The combat also still manages to be fun, despite its relative simplicity. There’s definitely been games that have done it better in the years since, not the least of which are newer SO titles let alone series like Tales Of. However, this works well enough to allow me to just forget about how modern action-focused JRPGs have gone. The simplicity of having movement, an attack button with a fixed chain, and a couple of skill hotkeys is such an easy thing to fall into. I’m not remembering combos and weaknesses and anything extraneous. I’m just watching out for attacks, dodging them when I can, then spamming the hell outta my attack button to kill things. It combines with some of the skill stuff above (hell ya random dodge chance!) and the short length of the game to really just be enough to keep me going.

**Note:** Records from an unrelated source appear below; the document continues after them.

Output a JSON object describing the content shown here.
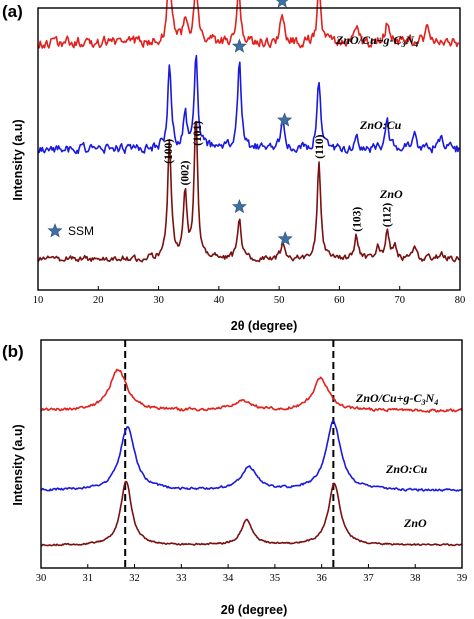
{
  "chart_data": [
    {
      "type": "line",
      "panel": "(a)",
      "xlabel": "2θ (degree)",
      "ylabel": "Intensity (a.u)",
      "xlim": [
        10,
        80
      ],
      "xticks": [
        "10",
        "20",
        "30",
        "40",
        "50",
        "60",
        "70",
        "80"
      ],
      "legend": {
        "marker": "star",
        "label": "SSM"
      },
      "series": [
        {
          "name": "ZnO/Cu+g-C3N4",
          "color": "#e0211e",
          "baseline": 0.88,
          "noise": 0.03,
          "peaks": [
            {
              "x": 31.8,
              "h": 0.28
            },
            {
              "x": 34.4,
              "h": 0.08
            },
            {
              "x": 36.2,
              "h": 0.22
            },
            {
              "x": 43.3,
              "h": 0.18
            },
            {
              "x": 50.5,
              "h": 0.1
            },
            {
              "x": 56.6,
              "h": 0.18
            },
            {
              "x": 62.8,
              "h": 0.04
            },
            {
              "x": 67.9,
              "h": 0.08
            },
            {
              "x": 74.5,
              "h": 0.04
            }
          ],
          "stars_at": [
            43.3,
            50.5
          ]
        },
        {
          "name": "ZnO:Cu",
          "color": "#1a1adf",
          "baseline": 0.5,
          "noise": 0.026,
          "peaks": [
            {
              "x": 31.8,
              "h": 0.3
            },
            {
              "x": 34.4,
              "h": 0.12
            },
            {
              "x": 36.2,
              "h": 0.34
            },
            {
              "x": 43.4,
              "h": 0.32
            },
            {
              "x": 50.6,
              "h": 0.1
            },
            {
              "x": 56.6,
              "h": 0.24
            },
            {
              "x": 62.8,
              "h": 0.06
            },
            {
              "x": 67.9,
              "h": 0.1
            },
            {
              "x": 72.5,
              "h": 0.05
            },
            {
              "x": 76.9,
              "h": 0.05
            }
          ],
          "stars_at": [
            43.4,
            50.9
          ]
        },
        {
          "name": "ZnO",
          "color": "#7a1111",
          "baseline": 0.11,
          "noise": 0.018,
          "peaks": [
            {
              "x": 31.8,
              "h": 0.42
            },
            {
              "x": 34.4,
              "h": 0.24
            },
            {
              "x": 36.2,
              "h": 0.5
            },
            {
              "x": 43.4,
              "h": 0.14
            },
            {
              "x": 50.6,
              "h": 0.06
            },
            {
              "x": 56.6,
              "h": 0.34
            },
            {
              "x": 62.8,
              "h": 0.08
            },
            {
              "x": 66.3,
              "h": 0.04
            },
            {
              "x": 67.9,
              "h": 0.1
            },
            {
              "x": 69.1,
              "h": 0.05
            },
            {
              "x": 72.5,
              "h": 0.03
            },
            {
              "x": 76.9,
              "h": 0.03
            }
          ],
          "stars_at": [
            43.4,
            51.0
          ]
        }
      ],
      "annotations": [
        {
          "label": "(100)",
          "x": 31.6
        },
        {
          "label": "(002)",
          "x": 34.3
        },
        {
          "label": "(101)",
          "x": 36.4
        },
        {
          "label": "(110)",
          "x": 56.6
        },
        {
          "label": "(103)",
          "x": 62.8
        },
        {
          "label": "(112)",
          "x": 67.8
        }
      ]
    },
    {
      "type": "line",
      "panel": "(b)",
      "xlabel": "2θ (degree)",
      "ylabel": "Intensity (a.u)",
      "xlim": [
        30,
        39
      ],
      "xticks": [
        "30",
        "31",
        "32",
        "33",
        "34",
        "35",
        "36",
        "37",
        "38",
        "39"
      ],
      "vlines": [
        31.8,
        36.25
      ],
      "series": [
        {
          "name": "ZnO/Cu+g-C3N4",
          "color": "#e0211e",
          "baseline": 0.69,
          "noise": 0.01,
          "peaks": [
            {
              "x": 31.65,
              "h": 0.18,
              "w": 0.22
            },
            {
              "x": 34.3,
              "h": 0.04,
              "w": 0.25
            },
            {
              "x": 35.98,
              "h": 0.14,
              "w": 0.2
            }
          ]
        },
        {
          "name": "ZnO:Cu",
          "color": "#1a1adf",
          "baseline": 0.34,
          "noise": 0.008,
          "peaks": [
            {
              "x": 31.85,
              "h": 0.28,
              "w": 0.19
            },
            {
              "x": 34.45,
              "h": 0.1,
              "w": 0.2
            },
            {
              "x": 36.25,
              "h": 0.3,
              "w": 0.19
            }
          ]
        },
        {
          "name": "ZnO",
          "color": "#7a1111",
          "baseline": 0.1,
          "noise": 0.006,
          "peaks": [
            {
              "x": 31.82,
              "h": 0.28,
              "w": 0.14
            },
            {
              "x": 34.4,
              "h": 0.11,
              "w": 0.14
            },
            {
              "x": 36.27,
              "h": 0.27,
              "w": 0.15
            }
          ]
        }
      ]
    }
  ]
}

The things I do end up missing though are some of the little modern features that just aren’t here. The first of these is really just a lack of direction, and I don’t mean that quite so literally. Every story cutscene ends with a point where you’ve kind of got a random chance that they actually tell you something useful about where to go. More often than not I was just aimlessly wandering. Sure, people will complain about being handheld, but having a blip of like just generally go around here goes a long way to letting me explore and check things out while still eventually knowing the right way to head. I also just severely miss autosaves. Again, I think a lot of people will go “well, they make the game too easy” but I would argue just the opposite. Autosaves allow games to be much harder without wasting the players time. Save often, make individual combat situations difficult, and let players die without time loss. Modern JRPGs have started leaning into this a lot and I much prefer having a quick retry / reset to just before the fight to regroup option because a lot of the general fights in this game were just needlessly easy.

This is stupid, but I also just hate the town layouts. Why are the shops and inn so far apart from each other in pretty much every town? Why are the layouts all mazes without central squares? This was made more frustrating by the fact that you run faster in straight lines than diagonals, so navigating towns was just a slow process.

So then the question is less of a did it age well, because it did. It becomes more of a is it worth playing now? I think it’s a yes, perhaps with a bit of hesitation. If you’re kind of on the edge for the genre, I’d perhaps steer you to something modern likes Tales of Arise. If you’re a heavy JRPG fan, absolutely. There’s enough here to be fun, it’s short so it won’t waste a bunch of time, and it’s still entirely modern enough in combat feel to not be distracting. I may recommend waiting a bit for a sale, but even at its current price of $21 on PSN/Nintendo eShop, that’s not too bad of a deal for a pretty solid piece of gaming history.